Muchas personas pasaron muchos meses sin un contacto físico afectuoso y cuidado. El ser tocado o tocada, literalmente, se volvió un privilegio. Karen lo sabía, y cuando volvió a abrir su consultorio de masajes se preparó para una catarata de novedades. Sus pacientes llegaron con marcas que pocas veces había visto: cargados de dolor, inflados de los omóplatos hacia arriba (“como si los cuerpos estuvieran colgados de una percha, de tanta computadora”, ilustra), marcados por el encierro, pálidos, rígidos por la falta de contacto con el aire libre y la naturaleza. Las contracturas eran muy profundas. 

Hacer un masaje no es solamente trabajar en dolores físicos: es una terapia que explora otras formas en las que el cuerpo puede hablarnos, explica.

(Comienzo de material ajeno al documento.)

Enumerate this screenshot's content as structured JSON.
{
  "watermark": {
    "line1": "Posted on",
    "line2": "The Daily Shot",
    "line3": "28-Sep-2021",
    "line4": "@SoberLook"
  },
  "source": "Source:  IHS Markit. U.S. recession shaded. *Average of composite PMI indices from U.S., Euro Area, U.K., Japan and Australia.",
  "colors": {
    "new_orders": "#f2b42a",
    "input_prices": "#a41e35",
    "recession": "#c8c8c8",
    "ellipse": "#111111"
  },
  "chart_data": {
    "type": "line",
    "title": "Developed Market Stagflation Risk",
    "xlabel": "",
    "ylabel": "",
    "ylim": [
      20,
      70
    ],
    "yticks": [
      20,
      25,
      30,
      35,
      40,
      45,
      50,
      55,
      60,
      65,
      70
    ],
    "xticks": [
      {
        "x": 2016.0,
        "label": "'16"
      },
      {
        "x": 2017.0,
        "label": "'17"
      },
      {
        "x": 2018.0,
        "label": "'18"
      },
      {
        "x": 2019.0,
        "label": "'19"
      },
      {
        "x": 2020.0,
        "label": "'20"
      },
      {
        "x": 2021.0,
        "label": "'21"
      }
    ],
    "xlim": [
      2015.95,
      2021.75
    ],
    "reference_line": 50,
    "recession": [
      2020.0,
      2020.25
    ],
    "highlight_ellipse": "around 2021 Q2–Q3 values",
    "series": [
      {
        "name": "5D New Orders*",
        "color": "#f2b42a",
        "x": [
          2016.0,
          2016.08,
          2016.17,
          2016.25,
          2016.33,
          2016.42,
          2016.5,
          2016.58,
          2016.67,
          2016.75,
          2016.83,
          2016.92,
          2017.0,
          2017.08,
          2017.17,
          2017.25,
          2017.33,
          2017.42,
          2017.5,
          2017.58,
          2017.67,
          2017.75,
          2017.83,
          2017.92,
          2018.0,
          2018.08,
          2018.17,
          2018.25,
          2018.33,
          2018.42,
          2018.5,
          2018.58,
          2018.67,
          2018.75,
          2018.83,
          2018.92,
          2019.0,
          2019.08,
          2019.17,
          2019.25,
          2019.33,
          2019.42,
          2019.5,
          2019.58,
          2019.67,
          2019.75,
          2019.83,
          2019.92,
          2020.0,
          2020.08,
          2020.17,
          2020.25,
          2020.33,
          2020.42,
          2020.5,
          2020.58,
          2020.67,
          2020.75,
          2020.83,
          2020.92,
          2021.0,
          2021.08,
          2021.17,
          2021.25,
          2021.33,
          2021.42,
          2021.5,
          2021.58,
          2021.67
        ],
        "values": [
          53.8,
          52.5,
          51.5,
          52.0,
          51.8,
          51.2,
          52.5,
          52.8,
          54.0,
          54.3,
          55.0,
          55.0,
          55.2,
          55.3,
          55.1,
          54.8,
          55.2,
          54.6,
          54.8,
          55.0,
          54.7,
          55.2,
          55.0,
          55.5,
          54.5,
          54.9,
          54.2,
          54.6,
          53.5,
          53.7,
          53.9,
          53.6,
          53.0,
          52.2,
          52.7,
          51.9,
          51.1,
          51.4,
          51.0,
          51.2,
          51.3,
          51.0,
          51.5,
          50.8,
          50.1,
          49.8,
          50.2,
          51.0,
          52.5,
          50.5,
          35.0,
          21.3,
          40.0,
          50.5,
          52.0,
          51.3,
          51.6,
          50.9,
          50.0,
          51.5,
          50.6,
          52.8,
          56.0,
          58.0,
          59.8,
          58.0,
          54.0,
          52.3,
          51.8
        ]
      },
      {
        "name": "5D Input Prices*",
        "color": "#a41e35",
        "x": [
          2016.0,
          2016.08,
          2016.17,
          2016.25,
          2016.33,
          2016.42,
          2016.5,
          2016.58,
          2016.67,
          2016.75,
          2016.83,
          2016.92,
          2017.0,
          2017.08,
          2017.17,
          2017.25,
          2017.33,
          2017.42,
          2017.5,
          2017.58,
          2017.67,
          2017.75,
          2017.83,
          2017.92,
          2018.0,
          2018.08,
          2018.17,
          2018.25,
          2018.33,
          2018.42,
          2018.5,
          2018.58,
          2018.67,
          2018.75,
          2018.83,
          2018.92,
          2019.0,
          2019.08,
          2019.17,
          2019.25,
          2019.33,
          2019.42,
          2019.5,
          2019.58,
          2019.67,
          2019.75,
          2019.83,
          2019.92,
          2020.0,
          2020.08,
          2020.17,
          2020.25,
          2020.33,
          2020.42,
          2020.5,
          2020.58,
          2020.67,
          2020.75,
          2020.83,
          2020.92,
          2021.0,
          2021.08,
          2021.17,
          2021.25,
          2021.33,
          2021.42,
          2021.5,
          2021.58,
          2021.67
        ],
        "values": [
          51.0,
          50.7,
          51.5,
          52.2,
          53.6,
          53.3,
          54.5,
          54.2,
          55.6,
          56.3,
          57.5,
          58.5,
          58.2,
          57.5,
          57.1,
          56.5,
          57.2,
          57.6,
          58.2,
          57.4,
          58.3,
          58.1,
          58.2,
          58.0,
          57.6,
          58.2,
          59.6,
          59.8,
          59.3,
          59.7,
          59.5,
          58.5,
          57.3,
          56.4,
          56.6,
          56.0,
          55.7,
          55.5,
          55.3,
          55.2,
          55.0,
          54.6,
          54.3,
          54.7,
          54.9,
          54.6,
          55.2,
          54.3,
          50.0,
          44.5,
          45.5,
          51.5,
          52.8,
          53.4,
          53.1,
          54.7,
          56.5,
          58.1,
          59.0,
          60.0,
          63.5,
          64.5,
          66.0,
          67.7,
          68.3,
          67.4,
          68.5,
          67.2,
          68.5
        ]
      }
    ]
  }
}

La pandemia afectó los cuerpos en maneras muy profundas: no son solo los problemas de postura, también son las cosas que se fueron acumulando. El miedo, los nervios, el cansancio, el aburrimiento, todas estas emociones fueron encontrándose lugarcitos, asentándose. Y ella empezó a sentirlo en su cuerpo al atender. 

“Me empecé a contracturar más y a sentir más dolor. Pero, sobre todo, me pasó algo que me sorprendió, que no me pasaba hacía mucho: transpiro un montón”, cuenta Karen sobre su regreso al oficio. “Eso en general es la liberación de toxinas y de emociones que el propio paciente no puede hacer, que se canaliza en mi masaje. Y también lloro, a veces lloro y transpiro mucho. Ellos también. Desde que volví a atender, casi todos mis pacientes lloran con los primeros contactos”.